Nothing about his lifestyle can explain why he’s not thin, and why I am (especially since he weights more than 1.5x what I weigh, but nevertheless consumes the same calories on a daily basis) – or why there are lots of people out there who are heavier than I am but who get lots of exercise in addition to eating healthfully.
It’s not simply exercise and diet that determines body size. While obesity is a serious problem, and most Americans have terrible diets, there are plenty of big, healthy people out there. BMI is not an accurate measure of health, and it’s unfortunate that otherwise rational people think it is and discriminate accordingly.
I think producestories’s comment is another indication of why a one-size-fits-all approach doesn’t work. Maybe her boyfriend would be slimmer on a different diet than hers.
I sympathize with the fat acceptance movement, even if I don’t agree with it. I have never been clinically obese, though I have been just shy of it at 167 lbs and 5’3″. (I’m now down to 143 and still losing.) The moral stigma attached to obesity is pervasive; every signal society sends says, “You are fat because you are a lazy glutton,” even if some people couch that stigma in politer language like “eat less and move more.” It still implies that obesity is largely one’s own fault.

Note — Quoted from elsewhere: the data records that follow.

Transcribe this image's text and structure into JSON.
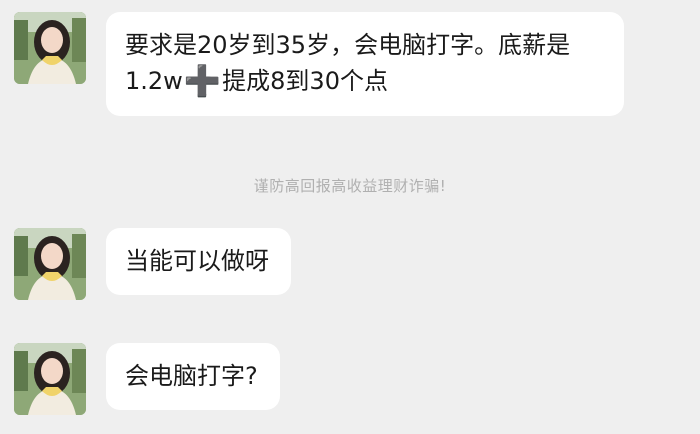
{
  "messages": [
    {
      "line1": "要求是20岁到35岁，会电脑打字。底薪是",
      "line2_before": "1.2w",
      "line2_icon": "➕",
      "line2_after": "提成8到30个点"
    },
    {
      "text": "当能可以做呀"
    },
    {
      "text": "会电脑打字?"
    }
  ],
  "system_notice": "谨防高回报高收益理财诈骗!",
  "colors": {
    "background": "#efefef",
    "bubble": "#ffffff",
    "text": "#1a1a1a",
    "notice": "#b0b0b0"
  }
}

Personally I think that the standards by which we measure obesity are wrong – the standard should be measurement of body mass composition (% lean body mass and % fat) rather than some ridiculous height-to-weight ratio like BMI, which doesn’t tell us the most important thing of all: are we carrying around excess adipose tissue? But I also think obesity is neither a risk factor for disease nor a disease in itself. It is a symptom of an underlying metabolic problem, just as a sore throat is a symptom of an underlying strep infection. Treat the metabolic problem, and obesity will go away on its own, just as taking an antibiotic will cure the strep, and the sore throat goes away on its own. If, on the other hand, you treat only the symptom (cough drops for strep), the underlying condition will not only fail to clear up, it will likely worsen.
I’m not sure I agree with Dan from Ithaca’s thoughtful comment. Perhaps I do, depending on where the stress is put.
I believe we should fight obesity in ourselves and ignore it in others.
This is not to say that we can’t give people help and information. But we should remember that everyone has his own cross to bear.
I think Fentry’s right on all counts.
Both my fella and I feel very healthy and energetic, though we look different. And you know, I used to have a pretty severe drinking problem, eat terribly, and smoke, and I never weighed much more than I do now – I’ve always been thin, but I haven’t always been healthy.
My boyfriend was thin when he had just dropped out of college and couldn’t afford to eat enough calories – but he certainly wasn’t healthy then. I’m sure folks see him and assume he overeats (and judge accordingly), and it’s those type of assumptions that the fat acceptance movement strives to overturn. I’m happy to have him with 20 extra pounds rather than sick all the time from malnutrition.